Johannesburg, 30 October 2013 - “Africa has much to learn from Europe about how not to go about financial integration. The experience of the European crisis and the euro is a good lesson to us in Africa about the problems in terms of financial integration and, from a policy perspective, in terms of the issues that you need to think about,” said Roy Havemann of the South African National Treasury. He was speaking on financial integration on Tuesday, October 28, the second day of the eighth African Economic Conference (AEC), held in South Africa, on regional integration in Africa.

The global financial crisis highlighted structural macroeconomic imbalances and inappropriate financial system regulation, in terms of regulators and regulations. It illustrated the need to respond by means of traditional macroeconomic and financial sector tools, such as interest rates, capital reserve requirements and asset risk-weights.

Global regulatory priorities were drawn up from the post-crisis G20 summit, a few of the most important include: the adherence to international standards, ensuring that global liquidity is more robust, strengthening accounting standards and capital frameworks for banks, as well as widening oversight of the financial system.

Speaking on financial integration, Havemann noted that all of its components have to be considered for it to be successful, and these include: financial regulation integration, fiscal integration and lastly monetary integration.

Financial integration is defined according to the International Monetary Fund (IMF) as a process that allows banks within a country to serve customers in other countries, allows access to more funding and a greater variety of products, and provides better investment opportunities to individuals.

While financial integration mobilizes funds and encourages private sector development, the increase in inter-border activity can also lead to numerous complexities.

According to Havemann, in terms of regional integration, banks need to be more resilient, the too-big-to-fail mentality needs to be scrapped and shadow banking needs to be transformed.
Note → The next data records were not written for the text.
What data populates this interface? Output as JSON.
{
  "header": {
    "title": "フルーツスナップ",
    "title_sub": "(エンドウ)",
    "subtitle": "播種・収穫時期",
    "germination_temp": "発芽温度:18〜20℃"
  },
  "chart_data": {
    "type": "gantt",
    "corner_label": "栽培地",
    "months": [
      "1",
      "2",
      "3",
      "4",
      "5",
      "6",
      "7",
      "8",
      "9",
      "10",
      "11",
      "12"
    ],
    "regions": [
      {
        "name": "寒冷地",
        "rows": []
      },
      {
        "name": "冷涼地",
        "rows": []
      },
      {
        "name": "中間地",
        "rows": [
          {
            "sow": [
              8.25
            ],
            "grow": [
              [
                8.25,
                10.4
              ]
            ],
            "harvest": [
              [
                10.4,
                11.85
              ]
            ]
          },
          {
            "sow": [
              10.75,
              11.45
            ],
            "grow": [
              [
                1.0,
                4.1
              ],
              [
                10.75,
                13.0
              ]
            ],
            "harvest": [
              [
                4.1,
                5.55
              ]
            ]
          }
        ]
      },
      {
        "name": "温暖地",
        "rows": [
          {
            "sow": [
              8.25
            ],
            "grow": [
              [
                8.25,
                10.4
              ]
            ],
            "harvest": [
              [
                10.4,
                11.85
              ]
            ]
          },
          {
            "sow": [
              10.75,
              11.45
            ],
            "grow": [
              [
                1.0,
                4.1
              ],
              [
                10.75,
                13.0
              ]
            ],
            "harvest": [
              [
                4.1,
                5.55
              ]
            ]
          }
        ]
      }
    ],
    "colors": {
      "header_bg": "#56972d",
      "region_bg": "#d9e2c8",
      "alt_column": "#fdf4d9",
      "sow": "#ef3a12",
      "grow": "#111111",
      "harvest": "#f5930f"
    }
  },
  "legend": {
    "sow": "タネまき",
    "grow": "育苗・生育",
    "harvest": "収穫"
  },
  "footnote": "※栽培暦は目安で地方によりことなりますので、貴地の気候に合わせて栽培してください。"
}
Looking ahead, he said, “Shadow banking is a key priority for the region [Southern African Development Community] for 2014. Quite a difficult thing for regulators has been to take into account how to mitigate risks in banks’ interactions.” Furthermore, regulatory cooperation needs to be enhanced. “We need timely and consistent implementations of new standards across various jurisdictions.”

However, the greatest challenge in Africa remains financial inclusion and widespread access to reliable financial services, which will allow individuals to save money and manage their savings, obtain loans, purchase assets and insure themselves against unforeseeable circumstances.

Regional integration will have immense benefits for Africa and financial integration is an appropriate place to begin; however, it needs to be sequenced adequately, international standards need to be adhered to and there needs to be a balance between growth and stability, he concluded.